Autor: alexmac  Dodano: 18-03-2017
Klopton - @alexmac
Z pewnością jest w tym dużo racji, dlatego też w moich wypowiedziach można zauważyć nawoływanie do tego, aby przestać wybielać nasze ostatnie tyś. lat bo to były lata zachodu i odstawaliśmy we wszystkim, tego nie ma jak przekłamać.
Inny obraz zdarzeń rysuje się jednak jeśli przeanalizujemy pojęcie Zachodu dokładniej. Okaże się, że tam także istniała stara pogańska kultura matriarchalna, np Celtowie i Galowie, Germanie itd. Wszyscy ulegli wpływom obcych, czyli metafizyki semickiej i chamickiej (to stara zapomniana terminologia biblijna ale bardzo trafna), czyli tendencjom do zmysłu inżynierii i handlu oraz imperializmu. Zachód został podbity i wybity i jego sukces zawdzięcza nie sobie, jest to przekłamany sukces, czego dobrym przykładem są Niemcy, tam nawet Nazizm był wojną Żydów zachodnich i wschodnich, Hitler to pionek, podobnie UK i Anglosasi.

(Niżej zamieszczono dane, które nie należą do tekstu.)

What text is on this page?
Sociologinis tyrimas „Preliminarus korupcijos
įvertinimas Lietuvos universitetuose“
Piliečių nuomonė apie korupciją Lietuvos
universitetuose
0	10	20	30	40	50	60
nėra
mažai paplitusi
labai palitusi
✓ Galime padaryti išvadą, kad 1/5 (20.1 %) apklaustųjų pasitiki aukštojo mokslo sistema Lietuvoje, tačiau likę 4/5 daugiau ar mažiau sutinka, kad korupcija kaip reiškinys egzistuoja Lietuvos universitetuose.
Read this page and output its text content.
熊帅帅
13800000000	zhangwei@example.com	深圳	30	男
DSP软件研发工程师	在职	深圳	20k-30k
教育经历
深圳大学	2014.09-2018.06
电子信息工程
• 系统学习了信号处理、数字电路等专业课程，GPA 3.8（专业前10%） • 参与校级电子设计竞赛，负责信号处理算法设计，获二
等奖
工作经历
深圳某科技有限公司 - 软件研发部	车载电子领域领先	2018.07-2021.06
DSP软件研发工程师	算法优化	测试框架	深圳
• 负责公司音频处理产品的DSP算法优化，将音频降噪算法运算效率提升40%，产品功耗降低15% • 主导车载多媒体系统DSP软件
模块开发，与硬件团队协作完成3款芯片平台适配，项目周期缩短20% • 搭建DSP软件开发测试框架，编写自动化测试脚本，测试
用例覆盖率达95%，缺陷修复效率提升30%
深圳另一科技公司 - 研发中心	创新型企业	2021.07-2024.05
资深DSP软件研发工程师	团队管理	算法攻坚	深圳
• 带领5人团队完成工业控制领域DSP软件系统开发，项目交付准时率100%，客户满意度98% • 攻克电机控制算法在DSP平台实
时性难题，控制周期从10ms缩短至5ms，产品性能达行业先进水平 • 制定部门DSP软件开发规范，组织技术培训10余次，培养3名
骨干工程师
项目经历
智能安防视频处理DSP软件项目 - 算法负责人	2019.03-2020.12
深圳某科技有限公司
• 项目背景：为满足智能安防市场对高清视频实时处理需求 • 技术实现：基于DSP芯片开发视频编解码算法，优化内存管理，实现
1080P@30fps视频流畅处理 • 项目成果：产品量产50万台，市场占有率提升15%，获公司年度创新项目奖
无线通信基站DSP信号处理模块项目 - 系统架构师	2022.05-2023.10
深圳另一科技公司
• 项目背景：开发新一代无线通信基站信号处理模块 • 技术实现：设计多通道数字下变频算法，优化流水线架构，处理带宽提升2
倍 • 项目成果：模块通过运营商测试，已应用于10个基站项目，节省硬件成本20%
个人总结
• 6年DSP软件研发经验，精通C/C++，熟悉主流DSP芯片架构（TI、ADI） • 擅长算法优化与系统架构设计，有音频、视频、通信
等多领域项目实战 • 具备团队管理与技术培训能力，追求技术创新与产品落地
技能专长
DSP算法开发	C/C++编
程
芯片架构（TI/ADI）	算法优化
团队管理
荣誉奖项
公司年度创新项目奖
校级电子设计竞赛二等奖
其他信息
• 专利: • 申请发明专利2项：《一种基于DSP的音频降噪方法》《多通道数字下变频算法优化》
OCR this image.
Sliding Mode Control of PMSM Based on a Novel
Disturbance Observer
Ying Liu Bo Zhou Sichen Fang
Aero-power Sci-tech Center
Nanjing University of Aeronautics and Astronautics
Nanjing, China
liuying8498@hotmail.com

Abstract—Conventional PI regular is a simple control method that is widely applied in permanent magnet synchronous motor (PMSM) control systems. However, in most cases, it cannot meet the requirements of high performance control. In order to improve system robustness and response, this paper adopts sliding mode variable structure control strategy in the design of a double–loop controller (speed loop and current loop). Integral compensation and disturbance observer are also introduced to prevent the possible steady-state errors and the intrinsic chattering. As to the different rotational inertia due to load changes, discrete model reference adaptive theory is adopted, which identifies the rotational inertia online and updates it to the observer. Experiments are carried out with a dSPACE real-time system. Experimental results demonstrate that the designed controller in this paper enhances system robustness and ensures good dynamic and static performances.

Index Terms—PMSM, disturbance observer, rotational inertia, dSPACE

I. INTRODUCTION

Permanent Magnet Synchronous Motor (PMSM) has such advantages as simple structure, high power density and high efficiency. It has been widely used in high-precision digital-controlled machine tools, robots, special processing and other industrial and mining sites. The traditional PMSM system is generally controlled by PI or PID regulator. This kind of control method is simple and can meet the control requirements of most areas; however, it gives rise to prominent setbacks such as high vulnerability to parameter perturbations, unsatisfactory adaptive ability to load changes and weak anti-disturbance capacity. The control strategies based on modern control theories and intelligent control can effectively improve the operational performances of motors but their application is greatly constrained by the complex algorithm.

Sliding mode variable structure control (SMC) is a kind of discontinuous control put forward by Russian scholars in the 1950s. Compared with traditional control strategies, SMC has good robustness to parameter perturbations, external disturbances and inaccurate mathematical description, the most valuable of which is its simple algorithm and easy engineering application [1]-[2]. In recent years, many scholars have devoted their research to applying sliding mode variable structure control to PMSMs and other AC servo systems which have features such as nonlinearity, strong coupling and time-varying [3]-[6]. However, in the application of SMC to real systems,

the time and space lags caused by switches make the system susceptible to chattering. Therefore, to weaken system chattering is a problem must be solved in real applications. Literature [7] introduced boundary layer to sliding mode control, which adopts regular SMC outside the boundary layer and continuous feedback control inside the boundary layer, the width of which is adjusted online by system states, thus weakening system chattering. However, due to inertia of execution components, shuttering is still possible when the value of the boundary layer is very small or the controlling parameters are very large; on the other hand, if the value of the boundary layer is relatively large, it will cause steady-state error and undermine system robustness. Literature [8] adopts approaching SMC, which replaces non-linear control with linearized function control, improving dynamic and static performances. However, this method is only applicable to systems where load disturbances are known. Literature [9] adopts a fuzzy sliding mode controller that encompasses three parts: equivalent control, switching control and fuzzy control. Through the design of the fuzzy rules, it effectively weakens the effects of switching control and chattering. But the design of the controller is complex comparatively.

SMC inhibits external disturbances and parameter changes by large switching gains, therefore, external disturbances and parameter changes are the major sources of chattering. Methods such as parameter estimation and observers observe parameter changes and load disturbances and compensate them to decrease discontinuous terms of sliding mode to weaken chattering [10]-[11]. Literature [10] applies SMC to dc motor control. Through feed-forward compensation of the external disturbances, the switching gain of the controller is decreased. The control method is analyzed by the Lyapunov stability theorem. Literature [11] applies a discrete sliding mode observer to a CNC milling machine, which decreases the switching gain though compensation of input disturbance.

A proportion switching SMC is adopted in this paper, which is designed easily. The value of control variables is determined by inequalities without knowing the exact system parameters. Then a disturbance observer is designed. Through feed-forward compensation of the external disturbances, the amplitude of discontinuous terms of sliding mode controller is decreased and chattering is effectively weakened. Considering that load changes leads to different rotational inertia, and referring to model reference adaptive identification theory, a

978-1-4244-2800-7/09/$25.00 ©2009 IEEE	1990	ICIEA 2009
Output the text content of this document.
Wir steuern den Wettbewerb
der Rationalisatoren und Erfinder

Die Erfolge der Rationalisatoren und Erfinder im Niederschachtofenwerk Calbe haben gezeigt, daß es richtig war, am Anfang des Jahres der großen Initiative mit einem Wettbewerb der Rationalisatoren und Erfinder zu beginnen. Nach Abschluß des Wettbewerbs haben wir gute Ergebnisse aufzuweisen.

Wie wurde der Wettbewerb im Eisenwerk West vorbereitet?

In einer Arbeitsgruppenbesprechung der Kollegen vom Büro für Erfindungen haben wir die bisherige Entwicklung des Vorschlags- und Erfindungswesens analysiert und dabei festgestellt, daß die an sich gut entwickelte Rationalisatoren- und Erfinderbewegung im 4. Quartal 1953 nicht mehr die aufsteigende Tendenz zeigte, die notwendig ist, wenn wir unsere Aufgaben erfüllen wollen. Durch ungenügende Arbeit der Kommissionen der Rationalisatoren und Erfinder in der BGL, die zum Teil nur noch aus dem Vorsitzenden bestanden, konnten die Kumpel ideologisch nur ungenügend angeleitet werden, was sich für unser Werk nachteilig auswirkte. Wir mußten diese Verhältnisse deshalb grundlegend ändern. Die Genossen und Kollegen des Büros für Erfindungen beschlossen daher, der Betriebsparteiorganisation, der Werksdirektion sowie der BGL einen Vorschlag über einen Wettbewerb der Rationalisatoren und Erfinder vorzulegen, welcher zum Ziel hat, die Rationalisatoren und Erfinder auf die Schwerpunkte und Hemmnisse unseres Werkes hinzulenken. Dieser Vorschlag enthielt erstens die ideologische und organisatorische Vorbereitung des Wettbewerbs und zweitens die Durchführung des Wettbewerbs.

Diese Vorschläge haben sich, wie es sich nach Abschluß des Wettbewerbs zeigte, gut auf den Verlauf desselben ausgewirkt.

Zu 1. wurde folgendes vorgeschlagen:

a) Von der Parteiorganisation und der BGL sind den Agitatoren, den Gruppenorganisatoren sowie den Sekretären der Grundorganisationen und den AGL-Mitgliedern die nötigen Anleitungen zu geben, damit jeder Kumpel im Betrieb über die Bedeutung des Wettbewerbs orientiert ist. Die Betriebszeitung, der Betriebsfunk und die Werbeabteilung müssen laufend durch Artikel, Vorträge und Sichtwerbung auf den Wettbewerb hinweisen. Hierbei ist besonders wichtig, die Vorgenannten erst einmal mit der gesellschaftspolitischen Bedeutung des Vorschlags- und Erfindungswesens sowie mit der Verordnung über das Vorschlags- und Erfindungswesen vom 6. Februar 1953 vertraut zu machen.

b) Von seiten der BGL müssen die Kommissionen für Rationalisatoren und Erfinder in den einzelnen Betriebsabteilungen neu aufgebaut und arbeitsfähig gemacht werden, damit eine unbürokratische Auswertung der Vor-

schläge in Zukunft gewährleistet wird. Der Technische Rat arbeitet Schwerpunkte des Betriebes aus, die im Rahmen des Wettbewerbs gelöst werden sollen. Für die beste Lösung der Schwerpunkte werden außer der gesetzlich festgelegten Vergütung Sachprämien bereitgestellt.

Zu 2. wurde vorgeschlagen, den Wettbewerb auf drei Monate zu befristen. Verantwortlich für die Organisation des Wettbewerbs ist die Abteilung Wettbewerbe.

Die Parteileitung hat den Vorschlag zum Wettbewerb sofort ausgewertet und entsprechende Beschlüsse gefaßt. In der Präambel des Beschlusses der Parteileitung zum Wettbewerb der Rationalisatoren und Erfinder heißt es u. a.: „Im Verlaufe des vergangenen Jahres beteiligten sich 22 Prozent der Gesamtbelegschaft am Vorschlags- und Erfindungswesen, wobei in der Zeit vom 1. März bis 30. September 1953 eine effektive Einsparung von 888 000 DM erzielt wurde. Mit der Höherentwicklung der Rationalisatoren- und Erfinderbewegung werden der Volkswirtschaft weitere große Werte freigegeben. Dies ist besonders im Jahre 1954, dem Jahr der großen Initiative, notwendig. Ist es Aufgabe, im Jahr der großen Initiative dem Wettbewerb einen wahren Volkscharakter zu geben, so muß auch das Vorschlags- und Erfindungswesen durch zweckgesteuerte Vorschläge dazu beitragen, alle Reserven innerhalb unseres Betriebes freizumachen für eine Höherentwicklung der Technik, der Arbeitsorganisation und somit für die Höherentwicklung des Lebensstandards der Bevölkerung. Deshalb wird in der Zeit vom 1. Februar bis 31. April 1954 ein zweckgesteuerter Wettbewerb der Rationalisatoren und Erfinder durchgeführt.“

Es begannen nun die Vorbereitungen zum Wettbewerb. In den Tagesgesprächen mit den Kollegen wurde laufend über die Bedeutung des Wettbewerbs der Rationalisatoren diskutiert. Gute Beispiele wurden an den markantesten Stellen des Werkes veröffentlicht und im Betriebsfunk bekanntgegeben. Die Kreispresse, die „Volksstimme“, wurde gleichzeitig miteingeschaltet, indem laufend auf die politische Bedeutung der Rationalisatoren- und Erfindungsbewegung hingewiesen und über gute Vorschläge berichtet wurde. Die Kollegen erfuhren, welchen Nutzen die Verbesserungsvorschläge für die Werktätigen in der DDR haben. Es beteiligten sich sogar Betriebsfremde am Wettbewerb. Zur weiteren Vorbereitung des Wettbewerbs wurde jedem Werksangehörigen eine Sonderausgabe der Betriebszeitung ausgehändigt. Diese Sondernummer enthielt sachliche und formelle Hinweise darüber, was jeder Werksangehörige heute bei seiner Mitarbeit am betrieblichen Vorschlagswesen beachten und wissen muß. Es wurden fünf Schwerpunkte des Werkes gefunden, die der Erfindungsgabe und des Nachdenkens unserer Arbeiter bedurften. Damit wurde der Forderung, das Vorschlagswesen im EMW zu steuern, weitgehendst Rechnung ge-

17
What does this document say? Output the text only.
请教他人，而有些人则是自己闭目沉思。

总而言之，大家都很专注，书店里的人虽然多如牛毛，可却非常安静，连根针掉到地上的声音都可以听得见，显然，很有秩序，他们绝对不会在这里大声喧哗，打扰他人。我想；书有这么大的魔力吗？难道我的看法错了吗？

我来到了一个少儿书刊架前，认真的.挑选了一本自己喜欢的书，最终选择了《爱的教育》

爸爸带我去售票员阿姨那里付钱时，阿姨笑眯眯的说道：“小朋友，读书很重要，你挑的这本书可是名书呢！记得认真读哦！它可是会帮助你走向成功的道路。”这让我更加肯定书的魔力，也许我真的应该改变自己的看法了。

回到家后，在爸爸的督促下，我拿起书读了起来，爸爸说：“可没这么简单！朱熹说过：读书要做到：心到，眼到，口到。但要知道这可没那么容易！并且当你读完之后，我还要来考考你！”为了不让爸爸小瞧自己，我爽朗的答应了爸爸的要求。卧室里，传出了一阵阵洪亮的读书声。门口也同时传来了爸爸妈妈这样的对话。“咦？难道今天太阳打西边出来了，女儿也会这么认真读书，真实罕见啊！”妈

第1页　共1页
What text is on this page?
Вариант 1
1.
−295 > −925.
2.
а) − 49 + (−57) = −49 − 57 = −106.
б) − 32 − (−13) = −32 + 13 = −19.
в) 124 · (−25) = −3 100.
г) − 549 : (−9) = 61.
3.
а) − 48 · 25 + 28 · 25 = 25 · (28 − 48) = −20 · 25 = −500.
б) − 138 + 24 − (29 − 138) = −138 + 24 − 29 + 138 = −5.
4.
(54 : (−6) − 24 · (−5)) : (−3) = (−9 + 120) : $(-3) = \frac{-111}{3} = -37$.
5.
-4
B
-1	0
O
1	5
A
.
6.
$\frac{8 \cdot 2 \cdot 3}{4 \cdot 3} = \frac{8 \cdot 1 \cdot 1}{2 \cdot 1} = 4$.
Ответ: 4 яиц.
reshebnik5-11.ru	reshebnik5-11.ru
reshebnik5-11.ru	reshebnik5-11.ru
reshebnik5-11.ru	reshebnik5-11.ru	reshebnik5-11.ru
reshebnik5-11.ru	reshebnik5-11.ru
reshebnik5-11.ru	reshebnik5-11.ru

My Słowianie mentalnie najdłużej zachowaliśmy w mentalności i genach pozostałość po pogańskich przodkach. Celtowie mogli zostawić więcej zapisów historycznych ale we krwi dzisiejszego Brytyjczyka płynie już tylko kokaina i funty, u Polaków można się jeszcze doszukać Słowianina więc jest to lepszy budulec do odbudowy zapomnianego świata.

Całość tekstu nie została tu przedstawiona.